La verdad es que ha tenido la suerte de caer sobre el colchón de hierba del patio roto. Miguelín es el único que, por su reducida dimensión, puede colarse por el hueco de la tapia y llegar hasta los gatos. Pura no cabe y tiene que dejarles la comida en la otra orilla.
Pero el niño no quiere bajar porque dice que ya ha consumido la hora de paseo. Es muy formal y no quiere saltarse las normas. Los padres y otros vecinos le insisten en que no pasa nada. Rebeca, desesperada, le ofrece veinte euros de recompensa. Los padres aplauden y aumentan la presión sobre el chiquillo. Al final, se enfadan con él y le obligan a bajar. Le acompaña el padre que hace guardia en la tapia. Hoy no hay nadie, porque llueve y no han venido las familias del descampado. Cuando el niño llega al patio los gatitos están jugando con el teléfono. Se entretiene un rato con ellos hasta que el padre le reclama con impaciencia. Rebeca aplaude la operación con regocijo desde la ventana. Pepe padre se lo ha llevado a la puerta de casa.

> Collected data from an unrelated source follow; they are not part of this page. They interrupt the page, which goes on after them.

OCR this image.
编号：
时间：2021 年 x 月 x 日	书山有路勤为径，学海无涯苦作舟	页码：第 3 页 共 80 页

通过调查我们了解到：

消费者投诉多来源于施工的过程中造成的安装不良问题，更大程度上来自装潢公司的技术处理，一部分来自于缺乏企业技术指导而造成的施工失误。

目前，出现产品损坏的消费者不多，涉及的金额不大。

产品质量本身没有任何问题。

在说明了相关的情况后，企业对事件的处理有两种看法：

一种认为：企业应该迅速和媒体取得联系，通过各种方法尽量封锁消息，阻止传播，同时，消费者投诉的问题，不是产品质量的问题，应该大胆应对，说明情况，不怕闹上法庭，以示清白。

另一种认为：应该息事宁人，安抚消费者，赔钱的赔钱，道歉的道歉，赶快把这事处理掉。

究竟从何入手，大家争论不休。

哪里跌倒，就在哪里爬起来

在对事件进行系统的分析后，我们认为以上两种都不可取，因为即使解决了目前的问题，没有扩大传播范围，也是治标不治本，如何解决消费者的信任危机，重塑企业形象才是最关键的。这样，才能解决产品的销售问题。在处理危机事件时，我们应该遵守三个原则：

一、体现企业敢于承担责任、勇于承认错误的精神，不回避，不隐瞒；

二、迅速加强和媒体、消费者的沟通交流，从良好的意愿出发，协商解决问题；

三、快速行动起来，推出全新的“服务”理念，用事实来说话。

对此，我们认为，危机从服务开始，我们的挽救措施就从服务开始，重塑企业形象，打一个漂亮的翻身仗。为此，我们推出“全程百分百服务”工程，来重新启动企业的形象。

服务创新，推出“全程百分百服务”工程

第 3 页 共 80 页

El niño sigue triste. Así que, al fin, he llamado a sor Carmela. Qué más quería mi tía monja que una excusa para salir del convento. He tenido que convencerla para que hable con Miguelín por teléfono. Ha prometido llamarle cuando acabe la oración vespertina.
Mientras tanto he estado recordando cuando nuestra niña Pili iba a catequesis con Sindo, un señor que tenía un chiste para todo. La verdad es que lo de Pili tuvo su gracia. La  sabotearon la comunión. El propio cura. Después de estar tres años de preparaciones espirituales, Pili al fin iba a hacer la comunión. La iban a vestir de calle, que se dice. Pero desempolvamos el vestido blanco y largo de las Agüero que, con la suya, ha servido ya para cuatro ceremonias.
Aquel domingo, le habían tomado la medida y estaban hilvanados hasta los bajos. Pili fue a misa e hizo de monaguilla, como en otras ocasiones, acompañada de otras dos niñas más mayores. Estaban las tres en fila en el momento de la comunión. Don Francisco acercó el cáliz y una por una les dio de comulgar a todas. A Pili, también. “¿Pero tú por qué abriste la boca?”, le increpaba mi madre después. “Porque lo dijo el cura”, justificó. “Y porque tenía ganas de probar la galleta”, confesó después.
Lo cierto es que estuvo un poco molesta por la repercusión de aquella falsa primera vez. De hecho, hubo un profundo debate sobre quien tenía la culpa del incidente –el sacerdote o la cría- y si aquella comunión extraoficial anticipada, era pecado. “Será pecado para él”, zanjó hosca Pili. Y así quedó la cosa. La Santa Madre Iglesia corrió un tupido velo y Pili ‘recomulgó’ en su segunda comunión oficial como si nada hubiese ocurrido.  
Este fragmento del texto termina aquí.